Several blood tests may be necessary to get an accurate measurement because your testosterone level changes throughout the day. Since testosterone is at its highest between 7 and 10 in the morning, tests are frequently performed then. Any of the conditions and symptoms that follow can be brought on by low levels:
  • depression
  • decreased confidence
  • unable to concentrate. disturbed sleep
  • decreased bone and muscle mass
  • increased body
  • fatigue
  • enlarged or sensitive breasts
  • hot flashes or flushing
  • fewer spontaneous erections due to reduced sex drive
  • having trouble maintaining erections.
Even if your levels are below 300 ng/dL, doctors do not always prescribe TRT. The initial step is to ascertain whether any symptoms associated with low testosterone are actually related to another condition that is curable.

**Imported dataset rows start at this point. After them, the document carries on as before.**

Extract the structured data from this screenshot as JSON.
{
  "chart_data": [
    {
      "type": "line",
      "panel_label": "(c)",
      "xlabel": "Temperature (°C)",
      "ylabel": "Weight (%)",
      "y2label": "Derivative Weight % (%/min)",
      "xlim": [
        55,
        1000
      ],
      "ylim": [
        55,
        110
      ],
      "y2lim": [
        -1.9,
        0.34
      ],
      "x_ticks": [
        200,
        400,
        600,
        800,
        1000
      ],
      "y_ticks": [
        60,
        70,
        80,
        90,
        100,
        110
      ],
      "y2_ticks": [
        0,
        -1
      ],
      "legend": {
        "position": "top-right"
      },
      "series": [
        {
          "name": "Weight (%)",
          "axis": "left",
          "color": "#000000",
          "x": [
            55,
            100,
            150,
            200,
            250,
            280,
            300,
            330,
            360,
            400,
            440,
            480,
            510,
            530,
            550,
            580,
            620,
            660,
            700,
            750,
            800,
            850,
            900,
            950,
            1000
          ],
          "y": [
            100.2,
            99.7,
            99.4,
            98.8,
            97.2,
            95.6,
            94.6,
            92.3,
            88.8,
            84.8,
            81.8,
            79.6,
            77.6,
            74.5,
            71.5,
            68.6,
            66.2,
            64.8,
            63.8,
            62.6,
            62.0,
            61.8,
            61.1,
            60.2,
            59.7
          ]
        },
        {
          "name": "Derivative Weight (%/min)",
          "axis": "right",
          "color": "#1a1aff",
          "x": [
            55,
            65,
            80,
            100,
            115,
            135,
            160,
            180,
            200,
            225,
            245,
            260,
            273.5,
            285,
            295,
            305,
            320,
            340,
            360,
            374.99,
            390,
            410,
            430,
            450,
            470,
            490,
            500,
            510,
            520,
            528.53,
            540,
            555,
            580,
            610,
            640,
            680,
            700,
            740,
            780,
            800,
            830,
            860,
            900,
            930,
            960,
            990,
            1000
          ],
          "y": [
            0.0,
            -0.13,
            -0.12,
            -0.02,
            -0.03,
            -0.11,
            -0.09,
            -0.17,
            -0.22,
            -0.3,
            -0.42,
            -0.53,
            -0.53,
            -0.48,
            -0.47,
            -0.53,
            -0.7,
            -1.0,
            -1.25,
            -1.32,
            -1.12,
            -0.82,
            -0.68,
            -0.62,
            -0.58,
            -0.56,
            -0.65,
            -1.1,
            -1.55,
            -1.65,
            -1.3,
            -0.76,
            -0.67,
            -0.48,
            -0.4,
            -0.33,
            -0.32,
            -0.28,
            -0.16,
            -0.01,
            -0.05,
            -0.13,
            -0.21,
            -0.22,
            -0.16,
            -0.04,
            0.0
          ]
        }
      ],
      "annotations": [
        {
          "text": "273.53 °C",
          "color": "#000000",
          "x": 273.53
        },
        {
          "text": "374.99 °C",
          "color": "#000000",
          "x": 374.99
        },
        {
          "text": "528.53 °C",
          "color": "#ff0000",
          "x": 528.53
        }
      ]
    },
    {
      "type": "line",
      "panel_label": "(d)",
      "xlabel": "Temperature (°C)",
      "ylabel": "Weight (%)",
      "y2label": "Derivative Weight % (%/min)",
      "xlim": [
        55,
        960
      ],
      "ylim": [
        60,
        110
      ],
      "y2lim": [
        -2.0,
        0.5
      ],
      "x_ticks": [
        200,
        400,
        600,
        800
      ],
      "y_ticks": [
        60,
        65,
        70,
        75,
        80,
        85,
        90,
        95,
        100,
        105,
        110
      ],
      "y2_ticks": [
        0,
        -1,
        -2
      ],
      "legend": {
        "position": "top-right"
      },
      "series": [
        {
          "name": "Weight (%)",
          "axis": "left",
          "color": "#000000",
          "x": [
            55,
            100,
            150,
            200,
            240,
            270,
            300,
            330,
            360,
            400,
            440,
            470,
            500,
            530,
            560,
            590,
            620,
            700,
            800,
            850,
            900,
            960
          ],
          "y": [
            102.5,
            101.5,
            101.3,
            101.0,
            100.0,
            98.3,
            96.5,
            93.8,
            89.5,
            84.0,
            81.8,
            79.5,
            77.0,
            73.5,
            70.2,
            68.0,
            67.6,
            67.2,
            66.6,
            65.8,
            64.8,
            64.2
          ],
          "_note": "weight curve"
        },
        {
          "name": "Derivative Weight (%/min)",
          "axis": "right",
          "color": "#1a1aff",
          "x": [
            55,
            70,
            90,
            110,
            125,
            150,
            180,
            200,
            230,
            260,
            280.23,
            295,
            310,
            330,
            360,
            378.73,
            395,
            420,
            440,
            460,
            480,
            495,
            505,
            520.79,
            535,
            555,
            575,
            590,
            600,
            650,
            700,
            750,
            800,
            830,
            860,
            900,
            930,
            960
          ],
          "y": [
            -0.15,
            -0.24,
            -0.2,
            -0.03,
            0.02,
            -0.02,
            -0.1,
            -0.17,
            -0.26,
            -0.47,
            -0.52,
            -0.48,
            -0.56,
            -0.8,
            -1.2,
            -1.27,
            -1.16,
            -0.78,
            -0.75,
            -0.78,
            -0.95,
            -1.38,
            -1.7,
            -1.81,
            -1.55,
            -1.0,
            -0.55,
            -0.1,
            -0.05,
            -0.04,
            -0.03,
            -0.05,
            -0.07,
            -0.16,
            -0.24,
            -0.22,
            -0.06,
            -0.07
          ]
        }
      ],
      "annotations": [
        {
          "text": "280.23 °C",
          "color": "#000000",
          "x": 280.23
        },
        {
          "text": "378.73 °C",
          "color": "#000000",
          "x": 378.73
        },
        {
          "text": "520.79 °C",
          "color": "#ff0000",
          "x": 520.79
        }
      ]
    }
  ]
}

For instance, a poor diet, little exercise, and inadequate sleep may be the reason for symptoms like fatigue, difficulty concentrating, and decreased sexual drive. Erectile dysfunction can have negative side effects like stress, worry, and depression. " Fixing these issues only by increasing low testosterone levels won't work.

To try TRT
After pursuing these options, if troubling symptoms and low testosterone are still present, your doctor may recommend short-term TRT. TRT is often administered as a daily gel, lotion, or skin patch placed on an accessible area of the body, such as the thigh or shoulder. Additionally, TRT is available as an oral daily pill or as weekly or biweekly injections. Pellets that are implanted into the buttocks as an alternative option deliver testosterone gradually over a period of weeks. There is no advantage over other applications. "However, injections might result in a quicker change."

Your doctor will assess your symptoms once you've been on TRT for around two months. The dosage may be increased, kept at the present level for a little while longer, or discontinued if there isn't any noticeable difference.

Remember that TRT might not work for everyone or might only have a minor impact. As your body ceases producing its own testosterone while you are receiving TRT, if you have a positive response, you may need to continue receiving TRT forever to retain the advantage.

TRT may cause short-term adverse effects, including swollen ankles, breast soreness or swelling, acne, sleep breathing disturbances, or swollen breasts. The benefits of TRT often outweigh these possible hazards for the majority of eligible men.

However, there are issues with TRT use over an extended period of time. Researchers are still examining whether TRT might promote the development of prostate cancer cells. Additionally, some studies have indicated that it can raise the risk of heart attacks, strokes, and heart-related deaths.

The recently concluded TRAVERSE trial, which examined the relationship between TRT and significant cardiovascular issues among more than 5,000 men over a five-year period, may provide a more conclusive response in this area.

The outcomes are on the way. The safest option for men at risk of heart disease or who have been diagnosed with prostate cancer is to refrain from TRT as long as the information is still conflicting about these potential risks.
No content on this site, regardless of date, should be used to replace direct medical advice from your doctor or another trained practitioner.